US sanctions have directly affected the oil and gas industry through preventing operating firms from importing American-made equipment. The sanctions have also had an indirect effect on investors because of the fear that they will be extended to a blanket ban on all investment. This has hampered progress with a major gas development project in central Syria. In March 2004 a consortium led by Petro-Canada was selected for negotiations about a contract to develop and operate some 15 gasfields in the central region east of Homs and south of Aleppo at an estimated cost of US$750m. The Canadian firm’s partners were Occidental Petroleum of the US and Petrofac, a privately held oil and gas engineering company that was founded in the US but now operates from offices in the UK and the Middle East. Gas production was scheduled to start 30 months after the signing of the contract at a level of 6m cu metres/day during an initial phase, rising to 9m cu metres/d during a second phase. However, the consortium and the government were unable to conclude contract negotiations, and the scheme was retendered as an engineering, procurement and construction contract in early 2005, which was subsequently awarded to Stroytransexport of Russia. The Russian firm is also working on the construction of a the Syria section of the Arab Gas Pipeline, which will transport up to 10bn cu metres/year of gas from Egypt to Turkey and onwards into Europe via Jordan and Syria.

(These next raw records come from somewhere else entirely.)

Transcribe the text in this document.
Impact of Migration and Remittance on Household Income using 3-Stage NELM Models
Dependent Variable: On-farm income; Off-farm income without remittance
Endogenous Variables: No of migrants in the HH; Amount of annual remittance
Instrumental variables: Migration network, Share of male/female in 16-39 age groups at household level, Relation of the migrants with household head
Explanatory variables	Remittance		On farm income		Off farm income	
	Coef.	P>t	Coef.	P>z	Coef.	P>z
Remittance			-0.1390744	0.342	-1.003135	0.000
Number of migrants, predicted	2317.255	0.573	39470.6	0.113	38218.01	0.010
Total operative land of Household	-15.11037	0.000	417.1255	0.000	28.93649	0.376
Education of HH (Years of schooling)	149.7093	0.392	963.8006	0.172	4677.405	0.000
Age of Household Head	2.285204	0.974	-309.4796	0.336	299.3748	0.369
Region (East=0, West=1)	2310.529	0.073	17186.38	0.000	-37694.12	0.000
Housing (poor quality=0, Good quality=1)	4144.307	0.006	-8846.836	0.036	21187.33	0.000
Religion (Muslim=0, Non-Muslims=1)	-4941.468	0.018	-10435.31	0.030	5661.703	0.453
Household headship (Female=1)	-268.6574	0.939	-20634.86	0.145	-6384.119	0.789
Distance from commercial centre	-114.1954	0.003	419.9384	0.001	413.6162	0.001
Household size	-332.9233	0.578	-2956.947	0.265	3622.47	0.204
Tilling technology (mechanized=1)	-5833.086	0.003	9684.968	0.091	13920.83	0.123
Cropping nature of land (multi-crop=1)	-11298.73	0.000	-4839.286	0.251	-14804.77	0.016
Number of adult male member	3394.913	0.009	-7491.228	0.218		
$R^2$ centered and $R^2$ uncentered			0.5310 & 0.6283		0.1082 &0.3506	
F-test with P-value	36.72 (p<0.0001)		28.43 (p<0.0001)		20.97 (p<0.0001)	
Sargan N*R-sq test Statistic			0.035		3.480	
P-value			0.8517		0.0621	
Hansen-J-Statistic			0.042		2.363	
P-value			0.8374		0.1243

Another US firm, Marathon Petroleum, discovered gas deposits in the Palmyra area in the early 1980s, but has not proceeded to develop them because of a failure to agree commercial terms with the government. In May 2006, Marathon announced that it had signed a revised production-sharing contract for these fields. The agreement included a provision entitling Marathon to sell the assets to a third party. The oil minister, Sufyan Alaw, who was appointed to the post in a February 2006 cabinet reshuffle, said that Petro-Canada had expressed interest in acquiring these assets—the Canadian firm has declined to comment. Mr Alaw said that the fields had the potential to produce some 700m cu metres/y of gas. Meanwhile, INA Naftaplin, a Croatian firm, has announced plans to develop the Hayan gasfield that it discovered in a block adjacent to the Palmyra area in 2004.
Other minerals
Phosphate is the other major mineral exploited in Syria. In the early 1990s production dropped sharply, reaching a low of 930,000 tonnes in 1993, compared with 1.63m tonnes in 1990, as world demand and prices fell. Since then output has increased, and stood at over 2m tonnes in 2002. Syria also produces marble, gypsum, stone, salt, gravel and sands, but little is exported.